Helpful only for IBS-overlay, not active inflammation.
82
Postoperative metronidazole benefit?
Reduces early Crohn’s recurrence.
83
DEXA scan interval on steroids or post-menopause?
Every 2–3 years.
84
Anaemia treatment of choice in active IBD?

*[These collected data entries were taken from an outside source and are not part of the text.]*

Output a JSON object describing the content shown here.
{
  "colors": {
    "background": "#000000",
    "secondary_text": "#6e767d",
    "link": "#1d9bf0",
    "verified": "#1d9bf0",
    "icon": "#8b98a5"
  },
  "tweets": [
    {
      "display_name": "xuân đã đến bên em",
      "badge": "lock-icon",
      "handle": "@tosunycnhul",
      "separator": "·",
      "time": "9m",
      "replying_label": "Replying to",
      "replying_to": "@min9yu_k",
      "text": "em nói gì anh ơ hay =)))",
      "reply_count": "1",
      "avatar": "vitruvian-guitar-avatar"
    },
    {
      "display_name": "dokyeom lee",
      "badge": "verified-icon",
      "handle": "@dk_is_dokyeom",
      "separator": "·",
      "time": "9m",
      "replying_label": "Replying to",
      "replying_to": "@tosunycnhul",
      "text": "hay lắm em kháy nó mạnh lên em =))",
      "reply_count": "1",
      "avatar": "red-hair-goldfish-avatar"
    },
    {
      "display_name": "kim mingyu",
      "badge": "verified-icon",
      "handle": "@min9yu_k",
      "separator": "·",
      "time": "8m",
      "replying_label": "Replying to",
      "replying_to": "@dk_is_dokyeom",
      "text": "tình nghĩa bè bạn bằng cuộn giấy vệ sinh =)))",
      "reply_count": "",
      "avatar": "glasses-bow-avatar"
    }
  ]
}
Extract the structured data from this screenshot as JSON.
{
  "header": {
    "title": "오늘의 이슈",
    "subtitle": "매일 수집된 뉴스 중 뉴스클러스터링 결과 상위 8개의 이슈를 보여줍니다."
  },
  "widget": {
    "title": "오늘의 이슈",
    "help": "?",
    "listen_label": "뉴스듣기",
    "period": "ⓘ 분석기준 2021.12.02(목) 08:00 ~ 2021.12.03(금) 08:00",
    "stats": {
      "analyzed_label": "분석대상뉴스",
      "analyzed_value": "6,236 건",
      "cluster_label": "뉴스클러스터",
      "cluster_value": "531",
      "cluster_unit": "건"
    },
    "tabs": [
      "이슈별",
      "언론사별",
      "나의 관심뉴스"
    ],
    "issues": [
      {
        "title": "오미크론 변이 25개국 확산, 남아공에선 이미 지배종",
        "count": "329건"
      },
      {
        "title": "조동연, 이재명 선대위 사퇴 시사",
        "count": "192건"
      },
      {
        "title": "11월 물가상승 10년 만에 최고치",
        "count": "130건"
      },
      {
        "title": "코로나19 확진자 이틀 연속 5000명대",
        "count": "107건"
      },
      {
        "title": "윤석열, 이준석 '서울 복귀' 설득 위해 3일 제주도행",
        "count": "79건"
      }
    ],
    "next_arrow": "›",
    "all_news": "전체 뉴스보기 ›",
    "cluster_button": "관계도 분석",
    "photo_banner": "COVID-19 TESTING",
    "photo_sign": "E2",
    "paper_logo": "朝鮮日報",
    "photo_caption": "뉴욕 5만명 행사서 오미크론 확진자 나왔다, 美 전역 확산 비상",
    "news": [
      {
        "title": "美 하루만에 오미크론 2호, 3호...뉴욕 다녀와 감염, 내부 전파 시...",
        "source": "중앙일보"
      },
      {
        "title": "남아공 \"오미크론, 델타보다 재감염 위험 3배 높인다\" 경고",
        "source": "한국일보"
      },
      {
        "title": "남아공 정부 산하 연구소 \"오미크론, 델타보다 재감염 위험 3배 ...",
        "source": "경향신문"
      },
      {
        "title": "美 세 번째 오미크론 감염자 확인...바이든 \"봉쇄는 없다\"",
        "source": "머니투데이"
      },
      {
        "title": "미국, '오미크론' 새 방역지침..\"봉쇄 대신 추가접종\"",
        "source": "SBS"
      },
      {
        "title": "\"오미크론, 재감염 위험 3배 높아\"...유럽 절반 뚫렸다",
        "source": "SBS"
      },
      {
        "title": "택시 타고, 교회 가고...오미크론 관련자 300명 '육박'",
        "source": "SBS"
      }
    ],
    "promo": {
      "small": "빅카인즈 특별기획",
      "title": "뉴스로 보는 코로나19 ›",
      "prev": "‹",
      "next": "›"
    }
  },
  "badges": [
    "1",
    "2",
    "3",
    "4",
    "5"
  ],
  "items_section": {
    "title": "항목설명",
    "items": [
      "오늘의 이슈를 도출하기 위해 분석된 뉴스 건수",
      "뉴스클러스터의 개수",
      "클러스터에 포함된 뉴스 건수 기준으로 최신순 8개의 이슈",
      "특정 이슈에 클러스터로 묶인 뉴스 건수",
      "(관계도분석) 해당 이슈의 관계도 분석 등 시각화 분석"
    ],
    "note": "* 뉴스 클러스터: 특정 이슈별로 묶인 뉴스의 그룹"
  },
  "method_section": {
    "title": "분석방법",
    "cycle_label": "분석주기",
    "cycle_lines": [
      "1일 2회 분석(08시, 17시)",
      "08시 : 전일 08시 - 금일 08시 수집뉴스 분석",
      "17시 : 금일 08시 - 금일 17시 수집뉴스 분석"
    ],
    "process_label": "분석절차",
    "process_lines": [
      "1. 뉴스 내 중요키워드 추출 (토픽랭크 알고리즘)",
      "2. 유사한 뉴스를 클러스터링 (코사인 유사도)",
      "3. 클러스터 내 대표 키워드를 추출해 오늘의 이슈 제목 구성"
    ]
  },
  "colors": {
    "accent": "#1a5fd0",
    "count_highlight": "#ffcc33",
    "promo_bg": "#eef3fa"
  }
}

IV iron preferred over oral.
85
Why avoid COX-1 NSAIDs in IBD?
May trigger mucosal relapse; use COX-2 if necessary.
86
Why biologic therapy may fail?
Antidrug antibodies or underdosing (check trough >5 µg/mL).
87
Why no live vaccines on thiopurines?
Risk of disseminated infection.
88
Why steroids should be minimised?
Cause osteoporosis and metabolic side effects.
89
VARSITY (NEJM 2019) main finding?
Vedolizumab superior to Adalimumab for UC remission.
90
SEAVUE (Lancet 2022) main finding?
Ustekinumab equivalent efficacy to Adalimumab in CD, fewer AEs.
91
LIR!C (Lancet 2017) main finding?
Early ileal resection comparable QoL to Infliximab in ileal CD.
92
SPARE/STORI (Lancet 2023) lesson?
Stopping immunomodulator increases relapse if low anti-TNF level.
93
PROFILE (NEJM 2023) message?
Top-down Adalimumab achieves better mucosal healing than conventional step-up.
94
STRIDENT (AUS 2021) message?
Treating to FCP ≤250 µg/g reduces hospitalisation.
95
CREOLE (Gastroenterology 2017) message?
Early anti-TNF (<6 months) reduces surgery and complications.
96
NHMRC 2019 guideline relevance?
Defines CRC surveillance intervals for UC and PSC.
97
PIANO (Gastro 2020) key point?
Biologic/thiopurine exposure not linked to adverse pregnancy outcomes.